In a case which reveals that, when it comes to business misbehaviour, lightning can strike twice in the same place, an entrepreneur who was disqualified from acting as a company director following a fraud conviction was banned again more than 15 years later following a further spate of misconduct.
The entrepreneur was disqualified for 10 years in 1997 after he was found to have issued an inflated profit forecast in respect of a hotels company of which he was a director, and was jailed for eight years. However, in 2004, a judge granted him permission to act as director of an engineering company.
That permission was subject to tight conditions, including a requirement that he should not be involved in managing the company’s finances. Three years after he was appointed as a director, the company went into liquidation owing more than £1 million to creditors, including £480,000 in unpaid tax.

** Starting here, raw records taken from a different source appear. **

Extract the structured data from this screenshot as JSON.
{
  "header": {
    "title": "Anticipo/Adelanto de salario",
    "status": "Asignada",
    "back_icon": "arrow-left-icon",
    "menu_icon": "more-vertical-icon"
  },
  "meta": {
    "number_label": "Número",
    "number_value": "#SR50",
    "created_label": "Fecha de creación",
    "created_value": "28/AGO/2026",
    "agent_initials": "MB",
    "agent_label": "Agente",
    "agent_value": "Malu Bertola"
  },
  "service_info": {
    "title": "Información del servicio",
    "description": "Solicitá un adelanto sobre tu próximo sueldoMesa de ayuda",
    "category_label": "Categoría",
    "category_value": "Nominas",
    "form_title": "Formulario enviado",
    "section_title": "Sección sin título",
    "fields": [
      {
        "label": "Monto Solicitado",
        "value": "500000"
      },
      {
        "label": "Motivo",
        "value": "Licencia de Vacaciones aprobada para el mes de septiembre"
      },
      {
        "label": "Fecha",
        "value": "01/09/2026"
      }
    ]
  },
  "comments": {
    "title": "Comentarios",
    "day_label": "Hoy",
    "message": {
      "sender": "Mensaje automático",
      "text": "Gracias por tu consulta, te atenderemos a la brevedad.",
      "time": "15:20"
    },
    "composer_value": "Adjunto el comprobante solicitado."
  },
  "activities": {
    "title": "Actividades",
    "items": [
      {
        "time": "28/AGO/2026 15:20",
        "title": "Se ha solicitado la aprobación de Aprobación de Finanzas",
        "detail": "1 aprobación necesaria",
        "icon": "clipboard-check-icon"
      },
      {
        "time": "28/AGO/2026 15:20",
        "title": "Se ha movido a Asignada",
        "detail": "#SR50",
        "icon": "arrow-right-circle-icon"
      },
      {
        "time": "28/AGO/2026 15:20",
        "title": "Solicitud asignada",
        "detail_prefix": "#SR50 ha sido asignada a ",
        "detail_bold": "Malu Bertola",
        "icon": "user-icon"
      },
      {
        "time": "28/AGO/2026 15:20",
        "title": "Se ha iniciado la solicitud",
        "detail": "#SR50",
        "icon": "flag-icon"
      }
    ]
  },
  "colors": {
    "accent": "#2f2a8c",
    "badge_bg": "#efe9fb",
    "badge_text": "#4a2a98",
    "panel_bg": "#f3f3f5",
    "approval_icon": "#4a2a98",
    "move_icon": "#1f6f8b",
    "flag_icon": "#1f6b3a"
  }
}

In those circumstances, the Secretary of State for Business, Innovation and Skills obtained a further, 12-year, disqualification order against the entrepreneur under Section 6 of the Company Directors Disqualification Act 1986 on the basis that he had knowingly operated the business in breach of the conditions.
In dismissing the entrepreneur’s appeal, the High Court noted evidence that the only aspect of the company’s finances in which he had not taken a hand was the signing of cheques. Various ‘linguistic points’ that he had raised about the wording of the conditions were without merit and the 12-year disqualification was justified by his deliberate and persistent breaches of the same.